The Republicans would be wise to steer away from the treacherous Pass and avoid the political ambush, that is, defending managed care as an invention of the free market, and instead remain firm in their support for the expansion of MSAs and for establishing tax equity (i.e., with full deductibility of insurance premiums for individuals and ending the tax advantages of employer-based health insurance).4 In other words, leveling the playing field for everyone and improving access via the free market.(4) Otherwise, they will be caught in the pincer strategy of defending "why they [Republicans] did not do anything for the American people" propounded by the administration and the Democrats, while at the same time, fending off organized medicine and consumer advocates clamoring for universal coverage (socialized medicine in stages).
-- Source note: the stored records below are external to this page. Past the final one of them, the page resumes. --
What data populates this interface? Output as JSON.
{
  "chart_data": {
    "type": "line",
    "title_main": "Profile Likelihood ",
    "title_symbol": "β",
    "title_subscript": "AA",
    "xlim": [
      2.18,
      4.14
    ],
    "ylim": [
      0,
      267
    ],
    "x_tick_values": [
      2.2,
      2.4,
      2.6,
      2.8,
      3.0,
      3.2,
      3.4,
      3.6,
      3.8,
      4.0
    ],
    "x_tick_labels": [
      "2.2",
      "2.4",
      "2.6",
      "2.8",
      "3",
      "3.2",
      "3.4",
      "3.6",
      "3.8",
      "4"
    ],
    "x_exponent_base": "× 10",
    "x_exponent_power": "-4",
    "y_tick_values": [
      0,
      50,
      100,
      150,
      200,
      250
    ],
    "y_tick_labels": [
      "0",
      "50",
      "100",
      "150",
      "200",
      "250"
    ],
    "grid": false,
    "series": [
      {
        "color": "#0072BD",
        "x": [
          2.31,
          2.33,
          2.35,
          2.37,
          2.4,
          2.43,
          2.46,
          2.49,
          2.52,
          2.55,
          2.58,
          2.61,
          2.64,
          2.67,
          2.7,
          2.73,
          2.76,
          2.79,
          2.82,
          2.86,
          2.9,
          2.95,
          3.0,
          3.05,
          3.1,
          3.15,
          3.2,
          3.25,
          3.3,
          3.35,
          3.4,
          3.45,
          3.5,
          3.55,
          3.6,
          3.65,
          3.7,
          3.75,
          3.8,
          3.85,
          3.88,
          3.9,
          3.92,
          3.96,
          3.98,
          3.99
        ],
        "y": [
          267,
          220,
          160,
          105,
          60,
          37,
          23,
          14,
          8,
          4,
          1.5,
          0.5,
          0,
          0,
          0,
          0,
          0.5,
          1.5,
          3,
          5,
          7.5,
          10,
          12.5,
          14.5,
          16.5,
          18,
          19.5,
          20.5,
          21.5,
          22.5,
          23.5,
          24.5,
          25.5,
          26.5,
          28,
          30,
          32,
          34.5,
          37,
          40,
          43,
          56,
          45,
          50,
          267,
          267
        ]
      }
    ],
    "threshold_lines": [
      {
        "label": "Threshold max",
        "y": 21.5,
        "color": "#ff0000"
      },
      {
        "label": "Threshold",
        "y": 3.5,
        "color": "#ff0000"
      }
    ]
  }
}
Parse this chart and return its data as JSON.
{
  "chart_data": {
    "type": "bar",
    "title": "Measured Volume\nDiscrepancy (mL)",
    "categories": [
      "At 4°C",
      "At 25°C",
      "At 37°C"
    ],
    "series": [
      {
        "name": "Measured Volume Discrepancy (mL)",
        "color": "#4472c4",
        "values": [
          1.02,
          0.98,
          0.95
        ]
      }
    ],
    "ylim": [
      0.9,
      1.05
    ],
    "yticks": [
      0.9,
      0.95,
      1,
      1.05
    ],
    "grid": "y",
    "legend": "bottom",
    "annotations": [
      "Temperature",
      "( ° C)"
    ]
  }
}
And so when the dust settles and the battle field is clear, it will be Themistocles and the defenders of freedom in medicine standing victorious at Salamis, and not Xerxes with those seeking to enslave us, taking another step towards placing the shackles of government medicine --- single-payer, socialized medicine on our servile wrists.
1. Herodotus. The Histories. A De Selincourt (Trans.), New York, NY,
Penquin Books, 1976.
2. Faria MA Jr. Transformation of medical ethics through time (Part I). Medical Sentinel 1998;3(1);19-24.
3. Faria MA Jr. Transformation of medical ethics through time (Part II). Medical Sentinel 1998;3(2);53-56.
4. Faria MA Jr. Enhancing medical care access via medical freedom. Medical Sentinel 2000;5(4):123-127.